Bu Lili, apakah dalam kasus Bank Century, Presiden tersangkut di dalamnya?
(Pri, xxxx@indosat.blackberry.com)
Kita harus memakai asas praduga tak bersalah. Hingga saat ini belum ditemukan bukti keterlibatan Presiden.
Almarhum. Gus Dur adalah sosok kontroversial. Saya juga melihat ada hal yang kontroversial dalam diri Ibu Lili. Saat itu Ibu satu front dengan Muhaimin Iskandar. Saat ini, Ibu juga sering beda pendapat dengan Muhaimin Iskandar, termasuk kasus Bank Century. Apakah hal demikian biasa dalam dunia politik…?
(Berlin Simarmata, Gandul Cinere, Depok)
Pedoman hidup saya adalah menjunjung tinggi kebenaran. Pada saat Gus Dur memecat Muhaimin Iskandar, legalitas hukum ada di tangan Muhaimin. Akan tetapi, karena hari ini Muhaimin tidak menyuarakan kebenaran dan tidak berpihak kepada rakyat, tidak masalah untuk beda pendapat dengan Muhaimin.

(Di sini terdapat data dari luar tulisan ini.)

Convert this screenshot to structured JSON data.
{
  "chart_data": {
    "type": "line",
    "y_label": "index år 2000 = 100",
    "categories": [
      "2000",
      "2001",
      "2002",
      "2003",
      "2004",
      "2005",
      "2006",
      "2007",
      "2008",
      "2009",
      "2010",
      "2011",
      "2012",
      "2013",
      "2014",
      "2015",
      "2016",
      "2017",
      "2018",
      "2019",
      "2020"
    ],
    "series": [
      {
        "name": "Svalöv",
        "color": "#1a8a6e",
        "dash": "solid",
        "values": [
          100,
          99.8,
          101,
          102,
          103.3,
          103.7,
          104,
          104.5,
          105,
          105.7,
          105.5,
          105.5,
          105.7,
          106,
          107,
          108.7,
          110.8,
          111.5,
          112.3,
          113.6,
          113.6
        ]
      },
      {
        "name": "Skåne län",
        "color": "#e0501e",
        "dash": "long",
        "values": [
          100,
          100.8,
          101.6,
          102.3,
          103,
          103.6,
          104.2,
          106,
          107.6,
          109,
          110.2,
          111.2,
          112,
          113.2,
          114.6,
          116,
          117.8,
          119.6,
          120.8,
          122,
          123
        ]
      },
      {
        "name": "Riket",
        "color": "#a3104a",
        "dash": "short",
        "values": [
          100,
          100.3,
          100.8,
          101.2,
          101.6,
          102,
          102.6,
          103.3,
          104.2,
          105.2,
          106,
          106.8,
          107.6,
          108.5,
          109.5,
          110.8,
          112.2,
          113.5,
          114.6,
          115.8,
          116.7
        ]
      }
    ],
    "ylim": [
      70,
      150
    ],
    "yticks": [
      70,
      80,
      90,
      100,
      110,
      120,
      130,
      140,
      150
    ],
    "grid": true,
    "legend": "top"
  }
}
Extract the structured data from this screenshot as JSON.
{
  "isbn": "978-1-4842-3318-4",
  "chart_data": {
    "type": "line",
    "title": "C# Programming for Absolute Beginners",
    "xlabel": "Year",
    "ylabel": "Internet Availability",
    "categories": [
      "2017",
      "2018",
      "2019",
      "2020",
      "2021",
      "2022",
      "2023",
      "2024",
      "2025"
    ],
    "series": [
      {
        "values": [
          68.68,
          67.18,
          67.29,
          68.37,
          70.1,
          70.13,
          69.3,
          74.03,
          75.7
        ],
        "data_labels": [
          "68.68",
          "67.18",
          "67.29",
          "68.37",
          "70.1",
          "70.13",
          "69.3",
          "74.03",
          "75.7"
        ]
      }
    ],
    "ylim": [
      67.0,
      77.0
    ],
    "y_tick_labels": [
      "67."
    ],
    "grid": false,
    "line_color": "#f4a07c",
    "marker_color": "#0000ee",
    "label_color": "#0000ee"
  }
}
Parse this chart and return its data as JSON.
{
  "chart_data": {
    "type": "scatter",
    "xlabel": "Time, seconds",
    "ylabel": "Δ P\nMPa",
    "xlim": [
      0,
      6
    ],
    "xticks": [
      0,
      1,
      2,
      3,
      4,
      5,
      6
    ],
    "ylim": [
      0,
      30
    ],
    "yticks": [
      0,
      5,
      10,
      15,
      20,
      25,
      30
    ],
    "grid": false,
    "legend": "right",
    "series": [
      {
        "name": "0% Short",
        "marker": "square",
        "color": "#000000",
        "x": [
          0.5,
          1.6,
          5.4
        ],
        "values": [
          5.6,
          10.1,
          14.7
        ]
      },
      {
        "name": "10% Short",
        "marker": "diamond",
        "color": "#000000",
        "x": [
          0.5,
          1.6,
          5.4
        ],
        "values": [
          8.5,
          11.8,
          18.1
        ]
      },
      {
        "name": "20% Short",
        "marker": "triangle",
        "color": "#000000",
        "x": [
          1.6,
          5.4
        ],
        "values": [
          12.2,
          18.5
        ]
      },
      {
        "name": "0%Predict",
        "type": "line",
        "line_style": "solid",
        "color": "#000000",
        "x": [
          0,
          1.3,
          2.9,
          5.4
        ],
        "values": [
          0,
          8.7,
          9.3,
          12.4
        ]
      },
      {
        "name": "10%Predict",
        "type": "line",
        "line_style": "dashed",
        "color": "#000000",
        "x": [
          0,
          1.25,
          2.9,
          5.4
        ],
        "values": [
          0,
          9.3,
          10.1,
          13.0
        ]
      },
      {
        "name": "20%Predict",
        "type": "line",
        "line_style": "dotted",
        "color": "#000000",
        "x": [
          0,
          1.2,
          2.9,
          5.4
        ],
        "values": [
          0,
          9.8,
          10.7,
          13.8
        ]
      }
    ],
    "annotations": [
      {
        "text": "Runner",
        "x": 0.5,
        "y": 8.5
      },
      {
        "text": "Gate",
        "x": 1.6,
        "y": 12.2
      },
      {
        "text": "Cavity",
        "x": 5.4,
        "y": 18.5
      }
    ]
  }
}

Siapa yang memotivasi Ibu sehingga berani berseberangan dengan saudara-saudara Ibu di PKB? Apa Ibu tidak takut tidak kebagian uang penguasa?
(Didi Mursidi Kazub, xxxx@yahoo.co.id)
Prinsip hidup yang diajarkan orangtua saya adalah selalu jujur dan berani menyatakan kebenaran. Tidak ada istilah uang penguasa, yang benar adalah pemasukan uang negara. Salah satu pemasukan ke kas negara berasal dari pajak yang dikumpulkan rakyat. Justru karena dibayar menggunakan uang rakyat, saya harus berpihak dan membela kepentingan rakyat.
Saya yakin betul inilah keberanian yang Gus Dur ajarkan untuk Ibu. Bagaimana Ibu bisa merasa yakin bahwa hati nurani Ibu membawa kepada keberanian yang Ibu tunjukkan dalam rapat paripurna yang lalu?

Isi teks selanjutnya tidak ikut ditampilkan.